Friday, February 27, 2009

One of these things is not like the other

It's always interesting to see what fashion makes of public (or, in this case, public-ish) figures after they're dead. What facet of their God given character is singled out for praise or condemnation depending on which way the gusts of popular opinion are blowing; almost invariably in stark contrast to all those other facets--collectively forming what is called the whole, or context--of that same person.

While not entirely devoid of a sense of the apparent tension and complexity of the man's life, author Scott Symons, who died last Monday at the age of 75, has been eulogized almost exclusively along the lines of his being a "controversial" and "groundbreaking" "gay writer" who was "openly gay at a time when coming out was still so fraught it could be the death knell for a career." Emphasis is given to his "acid scorn for what he saw as an oppressively staid Anglo-Canadian society."

Now, as I say, there are hints--in the Canadian Press obit, anyway--that Mr. Symons wasn't just any old gay activist. That, indeed, he might've been one of those complicated and terribly flawed things known as (I believe this is the term) a human being:
"[Symons'] works of the '60s and '70s will stand as a kind of an accomplishment of an odd intersection of the Canadian Tory spirit with the hippie era and the sexual revolution."
Alas, that's about as far as we get.

Enter David Warren:
Symons hated Trudeau, with a real volcanic passion. He hated him for legalizing homosexuality, among other things. He hated "gays," and vehemently denied being one himself. He was unquestionably homosexual -- though I'm not sure women were safe from him, either.

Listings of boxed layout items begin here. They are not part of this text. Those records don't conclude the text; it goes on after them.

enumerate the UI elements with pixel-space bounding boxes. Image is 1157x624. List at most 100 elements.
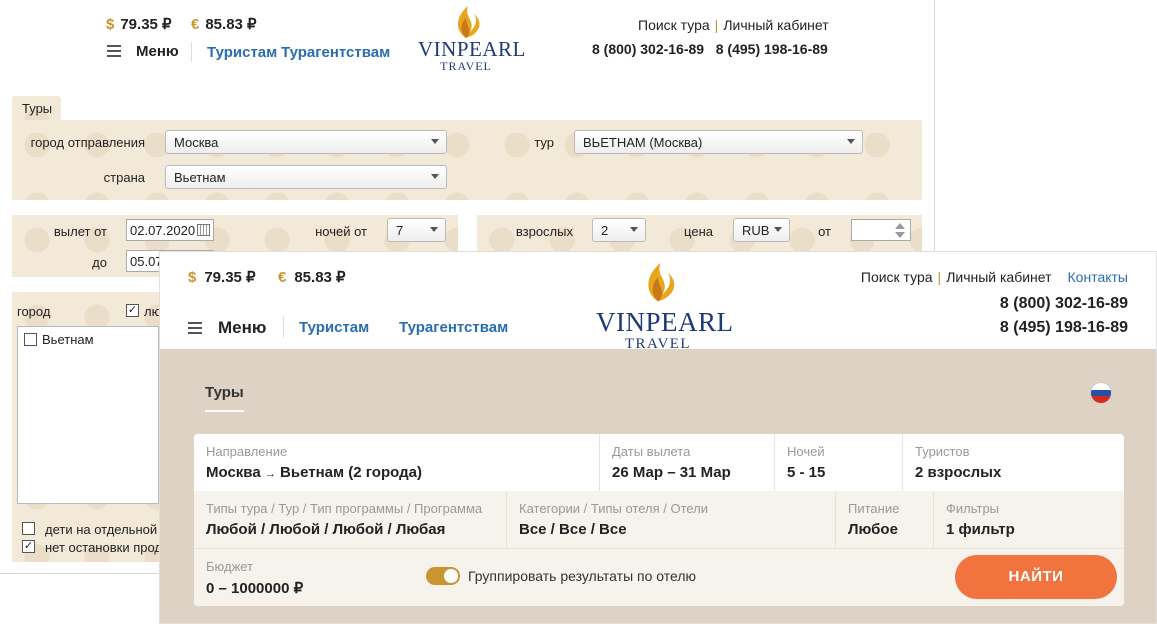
direction-field[interactable]: Направление Москва → Вьетнам (2 города) xyxy=(194,434,600,491)
nonstop-label: нет остановки прод xyxy=(45,540,162,555)
cabinet-link[interactable]: Личный кабинет xyxy=(723,17,828,33)
nav-tourists[interactable]: Туристам xyxy=(299,319,369,336)
meals-field[interactable]: Питание Любое xyxy=(836,491,934,548)
usd-rate: $79.35 ₽ xyxy=(106,16,172,33)
departure-city-label: город отправления xyxy=(30,135,145,150)
phone-numbers[interactable]: 8 (800) 302-16-89 8 (495) 198-16-89 xyxy=(592,41,828,57)
kids-label: дети на отдельной xyxy=(45,522,158,537)
separator: | xyxy=(714,17,719,33)
eur-rate: €85.83 ₽ xyxy=(191,16,257,33)
tourists-caption: Туристов xyxy=(915,444,970,459)
separator: | xyxy=(937,269,942,285)
menu-button[interactable]: Меню xyxy=(136,43,179,60)
direction-caption: Направление xyxy=(206,444,288,459)
divider xyxy=(283,316,284,338)
country-label: страна xyxy=(103,170,145,185)
eur-rate: €85.83 ₽ xyxy=(278,269,346,286)
price-from-input[interactable] xyxy=(851,219,911,241)
group-by-hotel-toggle[interactable] xyxy=(426,567,460,585)
find-button[interactable]: НАЙТИ xyxy=(955,555,1117,599)
tour-types-value: Любой / Любой / Любой / Любая xyxy=(206,521,446,538)
logo-flame-icon xyxy=(457,6,480,38)
filters-caption: Фильтры xyxy=(946,501,1000,516)
dates-value: 26 Мар – 31 Мар xyxy=(612,464,731,481)
top-links: Поиск тура | Личный кабинет Контакты xyxy=(861,269,1128,285)
logo-flame-icon xyxy=(648,263,675,302)
search-section: Туры Направление Москва → Вьетнам (2 гор… xyxy=(160,349,1156,623)
city-option: Вьетнам xyxy=(42,332,94,347)
direction-value: Москва → Вьетнам (2 города) xyxy=(206,464,422,481)
tab-tours[interactable]: Туры xyxy=(205,384,244,412)
search-tour-link[interactable]: Поиск тура xyxy=(861,269,933,285)
tour-types-caption: Типы тура / Тур / Тип программы / Програ… xyxy=(206,501,483,516)
budget-value: 0 – 1000000 ₽ xyxy=(206,580,304,597)
arrow-right-icon: → xyxy=(264,468,276,480)
currency-select[interactable]: RUB xyxy=(733,218,790,242)
search-row-1: Направление Москва → Вьетнам (2 города) … xyxy=(194,434,1124,491)
search-row-2: Типы тура / Тур / Тип программы / Програ… xyxy=(194,491,1124,548)
russia-flag-icon[interactable] xyxy=(1090,382,1112,404)
budget-caption: Бюджет xyxy=(206,559,254,574)
header: $79.35 ₽ €85.83 ₽ Меню Туристам Турагент… xyxy=(160,252,1156,352)
nonstop-checkbox[interactable]: ✓ xyxy=(22,540,35,553)
menu-icon[interactable] xyxy=(107,45,121,57)
adults-label: взрослых xyxy=(515,224,573,239)
group-by-hotel-label: Группировать результаты по отелю xyxy=(468,568,696,584)
tour-select[interactable]: ВЬЕТНАМ (Москва) xyxy=(574,130,863,154)
dates-caption: Даты вылета xyxy=(612,444,691,459)
phone-primary[interactable]: 8 (800) 302-16-89 xyxy=(1000,295,1128,313)
nights-label: ночей от xyxy=(315,224,367,239)
city-list[interactable]: Вьетнам xyxy=(17,326,159,504)
tour-label: тур xyxy=(534,135,554,150)
nav-agencies[interactable]: Турагентствам xyxy=(399,319,508,336)
tour-types-field[interactable]: Типы тура / Тур / Тип программы / Програ… xyxy=(194,491,507,548)
meals-value: Любое xyxy=(848,521,898,538)
country-select[interactable]: Вьетнам xyxy=(165,165,447,189)
new-site-window: $79.35 ₽ €85.83 ₽ Меню Туристам Турагент… xyxy=(159,251,1157,624)
categories-caption: Категории / Типы отеля / Отели xyxy=(519,501,709,516)
categories-field[interactable]: Категории / Типы отеля / Отели Все / Все… xyxy=(507,491,836,548)
nav-tourists[interactable]: Туристам xyxy=(207,44,277,61)
search-row-3: Бюджет 0 – 1000000 ₽ Группировать резуль… xyxy=(194,548,1124,606)
calendar-icon[interactable] xyxy=(197,224,210,236)
nights-select[interactable]: 7 xyxy=(387,218,446,242)
nights-field[interactable]: Ночей 5 - 15 xyxy=(775,434,903,491)
nights-caption: Ночей xyxy=(787,444,825,459)
price-panel: взрослых 2 цена RUB от xyxy=(477,215,922,255)
nav-agencies[interactable]: Турагентствам xyxy=(281,44,390,61)
budget-field[interactable]: Бюджет 0 – 1000000 ₽ xyxy=(194,549,394,606)
nights-value: 5 - 15 xyxy=(787,464,826,481)
vinpearl-logo[interactable]: VINPEARL TRAVEL xyxy=(418,4,525,74)
spinner-icon[interactable] xyxy=(892,222,908,239)
categories-value: Все / Все / Все xyxy=(519,521,627,538)
tab-tours[interactable]: Туры xyxy=(12,96,61,120)
filters-value: 1 фильтр xyxy=(946,521,1015,538)
tourists-field[interactable]: Туристов 2 взрослых xyxy=(903,434,1124,491)
city-checkbox[interactable] xyxy=(24,333,37,346)
search-tour-link[interactable]: Поиск тура xyxy=(638,17,710,33)
menu-icon[interactable] xyxy=(188,322,202,334)
contacts-link[interactable]: Контакты xyxy=(1068,269,1128,285)
departure-city-select[interactable]: Москва xyxy=(165,130,447,154)
city-label: город xyxy=(17,304,51,319)
divider xyxy=(191,42,192,62)
any-city-checkbox[interactable]: ✓ xyxy=(126,304,139,317)
top-links: Поиск тура | Личный кабинет xyxy=(638,17,829,33)
menu-button[interactable]: Меню xyxy=(218,318,266,338)
vinpearl-logo[interactable]: VINPEARL TRAVEL xyxy=(596,260,734,352)
depart-to-label: до xyxy=(92,255,107,270)
adults-select[interactable]: 2 xyxy=(592,218,646,242)
depart-from-input[interactable]: 02.07.2020 xyxy=(126,219,214,241)
phone-secondary[interactable]: 8 (495) 198-16-89 xyxy=(1000,319,1128,337)
depart-from-label: вылет от xyxy=(53,224,107,239)
logo-text: VINPEARL xyxy=(596,307,734,337)
dates-field[interactable]: Даты вылета 26 Мар – 31 Мар xyxy=(600,434,775,491)
search-form: Направление Москва → Вьетнам (2 города) … xyxy=(194,434,1124,606)
tour-selection-panel: город отправления Москва тур ВЬЕТНАМ (Мо… xyxy=(12,120,922,200)
meals-caption: Питание xyxy=(848,501,900,516)
cabinet-link[interactable]: Личный кабинет xyxy=(946,269,1051,285)
filters-field[interactable]: Фильтры 1 фильтр xyxy=(934,491,1124,548)
price-from-label: от xyxy=(818,224,831,239)
kids-checkbox[interactable] xyxy=(22,522,35,535)
usd-rate: $79.35 ₽ xyxy=(188,269,256,286)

He was, in his political outlook, fairly consistently a "violent Tory of the old school" (Ruskin's beautiful phrase), and incidentally a war monger of the first water, who, back in 2002, was telephoning me several times a day to ask, "When the hell is Bush going to invade Iraq? What is he waiting for?"

In later life, he retroactively explained that his sexual preferences were a red herring, he had actually wished to launch a "male revolution" in retaliation for the "epistemological enormities" of second-wave feminism. His claim to an unambiguous masculinity was iterated in many colourful expressions, unquotable in a family newspaper.

Was he then a misogynist? "Of course! But not as much as the average woman."